M. Bolduc a plaidé qu'il n'avait pas prévu que le gouvernement minoritaire des péquistes forcerait aussi rapidement une élection, qui a permis à M. Couillard d'être élu premier ministre.

«L'avoir su, peut-être que je n'aurais pas pris les mêmes décisions», a-t-il dit

Un député de la Coalition avenir Québec (CAQ), Éric Caire, s'est moqué des arguments avancés par son adversaire libéral, qu'il soupçonne d'avoir négligé ses fonctions de députés pour augmenter son revenu.

«Yves Bolduc est le seul au Québec qui ne sait pas qu'un gouvernement minoritaire ça «toffe» en moyenne 18 à 24 mois, a-t-il dit lors d'un point de presse. Il a dit: «si j'avais su, j'aurais été plus prudent'. Je pense qu'il est un peu trop tard pour parler de prudence, et donc il faut croire que les motivations d'Yves Bolduc étaient autres. Il a choisi le travail le plus payant à celui pour lequel il avait été élu.»

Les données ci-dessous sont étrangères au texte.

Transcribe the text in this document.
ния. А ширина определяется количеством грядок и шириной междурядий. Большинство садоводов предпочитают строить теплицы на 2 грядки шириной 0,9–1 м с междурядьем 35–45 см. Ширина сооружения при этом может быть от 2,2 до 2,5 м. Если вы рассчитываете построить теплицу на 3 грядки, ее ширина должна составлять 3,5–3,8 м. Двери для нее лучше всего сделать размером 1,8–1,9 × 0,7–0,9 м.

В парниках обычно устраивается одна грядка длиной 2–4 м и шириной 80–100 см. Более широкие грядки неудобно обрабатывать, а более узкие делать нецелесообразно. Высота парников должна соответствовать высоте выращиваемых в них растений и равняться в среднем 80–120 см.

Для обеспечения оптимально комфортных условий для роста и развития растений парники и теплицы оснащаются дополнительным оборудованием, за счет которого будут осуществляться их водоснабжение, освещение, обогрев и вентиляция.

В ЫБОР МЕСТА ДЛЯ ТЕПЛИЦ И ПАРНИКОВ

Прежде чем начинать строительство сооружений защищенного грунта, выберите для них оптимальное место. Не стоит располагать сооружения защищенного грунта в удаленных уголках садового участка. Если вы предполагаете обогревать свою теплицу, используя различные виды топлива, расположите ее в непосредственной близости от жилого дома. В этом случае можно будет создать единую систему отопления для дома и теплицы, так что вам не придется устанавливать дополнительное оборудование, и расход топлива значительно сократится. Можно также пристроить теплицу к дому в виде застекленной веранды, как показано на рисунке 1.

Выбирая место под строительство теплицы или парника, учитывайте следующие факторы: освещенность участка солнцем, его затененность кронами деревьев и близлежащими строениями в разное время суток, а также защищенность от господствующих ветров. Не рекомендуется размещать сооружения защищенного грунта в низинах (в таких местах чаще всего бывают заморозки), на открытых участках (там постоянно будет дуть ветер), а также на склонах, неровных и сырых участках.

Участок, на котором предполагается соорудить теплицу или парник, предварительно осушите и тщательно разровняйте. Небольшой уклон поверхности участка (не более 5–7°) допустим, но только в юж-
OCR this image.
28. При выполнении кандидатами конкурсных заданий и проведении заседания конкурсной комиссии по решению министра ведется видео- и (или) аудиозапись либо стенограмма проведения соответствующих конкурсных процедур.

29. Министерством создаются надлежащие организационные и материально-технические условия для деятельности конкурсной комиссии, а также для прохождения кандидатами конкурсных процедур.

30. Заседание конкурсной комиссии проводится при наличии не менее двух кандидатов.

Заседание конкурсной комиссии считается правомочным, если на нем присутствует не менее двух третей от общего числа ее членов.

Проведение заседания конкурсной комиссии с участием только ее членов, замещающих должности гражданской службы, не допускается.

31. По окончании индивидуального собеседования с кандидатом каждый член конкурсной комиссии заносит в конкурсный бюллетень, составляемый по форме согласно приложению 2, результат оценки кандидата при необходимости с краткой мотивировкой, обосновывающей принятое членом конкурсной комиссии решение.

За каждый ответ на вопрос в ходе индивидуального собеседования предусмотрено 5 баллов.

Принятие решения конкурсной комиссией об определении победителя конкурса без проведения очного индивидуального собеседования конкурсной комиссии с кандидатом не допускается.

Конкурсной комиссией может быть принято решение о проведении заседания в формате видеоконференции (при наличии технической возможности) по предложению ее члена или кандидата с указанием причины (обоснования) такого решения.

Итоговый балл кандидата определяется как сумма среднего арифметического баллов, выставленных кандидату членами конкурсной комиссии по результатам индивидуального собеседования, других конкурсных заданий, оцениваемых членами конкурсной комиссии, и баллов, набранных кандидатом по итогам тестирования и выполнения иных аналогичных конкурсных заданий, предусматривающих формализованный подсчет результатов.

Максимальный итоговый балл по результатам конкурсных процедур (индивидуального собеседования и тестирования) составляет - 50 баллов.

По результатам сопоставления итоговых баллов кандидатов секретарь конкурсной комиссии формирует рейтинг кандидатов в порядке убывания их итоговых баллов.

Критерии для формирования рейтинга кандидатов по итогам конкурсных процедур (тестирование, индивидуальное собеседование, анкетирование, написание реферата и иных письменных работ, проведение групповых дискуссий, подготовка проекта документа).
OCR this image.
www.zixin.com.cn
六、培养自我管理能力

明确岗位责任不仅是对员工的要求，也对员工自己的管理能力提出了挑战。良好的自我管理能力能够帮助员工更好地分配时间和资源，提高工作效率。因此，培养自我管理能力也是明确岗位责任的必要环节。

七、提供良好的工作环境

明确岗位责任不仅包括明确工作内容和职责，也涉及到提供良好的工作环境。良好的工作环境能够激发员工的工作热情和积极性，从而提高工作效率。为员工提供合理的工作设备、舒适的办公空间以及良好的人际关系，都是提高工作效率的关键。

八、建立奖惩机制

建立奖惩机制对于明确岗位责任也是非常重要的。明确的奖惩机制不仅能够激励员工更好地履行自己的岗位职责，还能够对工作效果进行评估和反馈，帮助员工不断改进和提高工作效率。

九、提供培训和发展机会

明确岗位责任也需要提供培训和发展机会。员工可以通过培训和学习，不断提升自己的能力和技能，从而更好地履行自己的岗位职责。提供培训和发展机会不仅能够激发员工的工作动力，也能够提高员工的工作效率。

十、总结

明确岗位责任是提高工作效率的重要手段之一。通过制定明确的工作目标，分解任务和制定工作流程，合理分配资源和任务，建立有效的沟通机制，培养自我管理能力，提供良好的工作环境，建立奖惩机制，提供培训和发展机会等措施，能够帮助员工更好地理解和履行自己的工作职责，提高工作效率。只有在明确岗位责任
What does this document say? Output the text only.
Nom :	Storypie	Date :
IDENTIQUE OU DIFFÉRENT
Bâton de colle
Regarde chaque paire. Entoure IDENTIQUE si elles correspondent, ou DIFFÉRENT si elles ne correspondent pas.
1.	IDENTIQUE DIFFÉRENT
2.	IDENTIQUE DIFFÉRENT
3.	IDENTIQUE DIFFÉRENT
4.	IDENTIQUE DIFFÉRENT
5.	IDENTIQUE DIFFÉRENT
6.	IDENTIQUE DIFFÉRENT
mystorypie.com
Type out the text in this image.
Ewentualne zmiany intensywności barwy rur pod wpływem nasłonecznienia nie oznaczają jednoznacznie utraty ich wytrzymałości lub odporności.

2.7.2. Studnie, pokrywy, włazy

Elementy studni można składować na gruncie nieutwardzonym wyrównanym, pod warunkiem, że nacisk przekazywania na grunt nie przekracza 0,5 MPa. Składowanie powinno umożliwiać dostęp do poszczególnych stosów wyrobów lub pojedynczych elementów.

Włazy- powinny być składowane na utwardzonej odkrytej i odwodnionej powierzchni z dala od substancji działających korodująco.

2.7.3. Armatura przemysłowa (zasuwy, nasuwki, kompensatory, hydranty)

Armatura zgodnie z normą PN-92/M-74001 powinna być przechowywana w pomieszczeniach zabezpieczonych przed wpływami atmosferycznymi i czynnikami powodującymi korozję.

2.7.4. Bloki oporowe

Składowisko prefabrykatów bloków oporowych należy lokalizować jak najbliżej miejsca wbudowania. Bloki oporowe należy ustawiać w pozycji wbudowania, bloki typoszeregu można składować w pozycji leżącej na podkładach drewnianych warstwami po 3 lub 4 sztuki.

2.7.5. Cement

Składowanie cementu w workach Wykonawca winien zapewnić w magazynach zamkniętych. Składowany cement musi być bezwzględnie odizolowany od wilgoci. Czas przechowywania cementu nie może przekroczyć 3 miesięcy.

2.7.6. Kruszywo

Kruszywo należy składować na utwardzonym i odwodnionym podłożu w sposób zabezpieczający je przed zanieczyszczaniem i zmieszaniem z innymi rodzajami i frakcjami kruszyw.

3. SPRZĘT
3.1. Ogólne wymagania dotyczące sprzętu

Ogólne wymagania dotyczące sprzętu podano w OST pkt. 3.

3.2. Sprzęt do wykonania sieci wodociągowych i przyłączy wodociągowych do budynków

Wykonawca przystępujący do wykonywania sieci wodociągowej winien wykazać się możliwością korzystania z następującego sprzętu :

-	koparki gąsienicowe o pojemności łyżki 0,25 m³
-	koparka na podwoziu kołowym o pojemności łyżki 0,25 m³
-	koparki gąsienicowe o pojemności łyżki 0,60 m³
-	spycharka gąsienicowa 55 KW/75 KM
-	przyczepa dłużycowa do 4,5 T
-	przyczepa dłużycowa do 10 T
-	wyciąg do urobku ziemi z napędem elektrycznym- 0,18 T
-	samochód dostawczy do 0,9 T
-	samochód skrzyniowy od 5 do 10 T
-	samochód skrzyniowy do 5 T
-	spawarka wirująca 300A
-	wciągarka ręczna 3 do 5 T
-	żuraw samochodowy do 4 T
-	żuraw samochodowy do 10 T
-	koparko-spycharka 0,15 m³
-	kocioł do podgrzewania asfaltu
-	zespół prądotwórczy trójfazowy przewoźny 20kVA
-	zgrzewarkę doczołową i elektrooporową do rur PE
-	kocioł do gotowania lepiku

Selon M. Caire, M. Bolduc ne se distingue pas des autres députés en travaillant les fins de semaine, puisque les élus sont souvent sollicités pour rencontrer la population lors d'événements.

«Sur le fait qu'il est travaillant, je vais vous dire, on l'est tous, travaillants, a-t-il dit. Je ne pense pas qu'Yves Bolduc soit un surhomme. Ce n'est pas le Popeye de la politique, que je sache. Alors, du travail les fins de semaine, j'en fais.»

Par ailleurs, la RAMQ a accepté mardi une demande formulée la veille par M. Bolduc afin que l'organisme traite son dossier de recouvrement de manière prioritaire, ce que le principal intéressé a jugé nécessaire.

«Le traitement exceptionnel, là, ce n'est pas un privilège, a-t-il dit. Je demande juste à ce qu'on étudie maintenant ce qu'ils vont étudier dans six mois. (...) J'aimerais ça, moi, qu'on le dise maintenant à la population: "Oui, il y a eu un ajustement. Par contre, la majorité des patients qu'il a inscrits, il les a suivis pendant au moins un an".»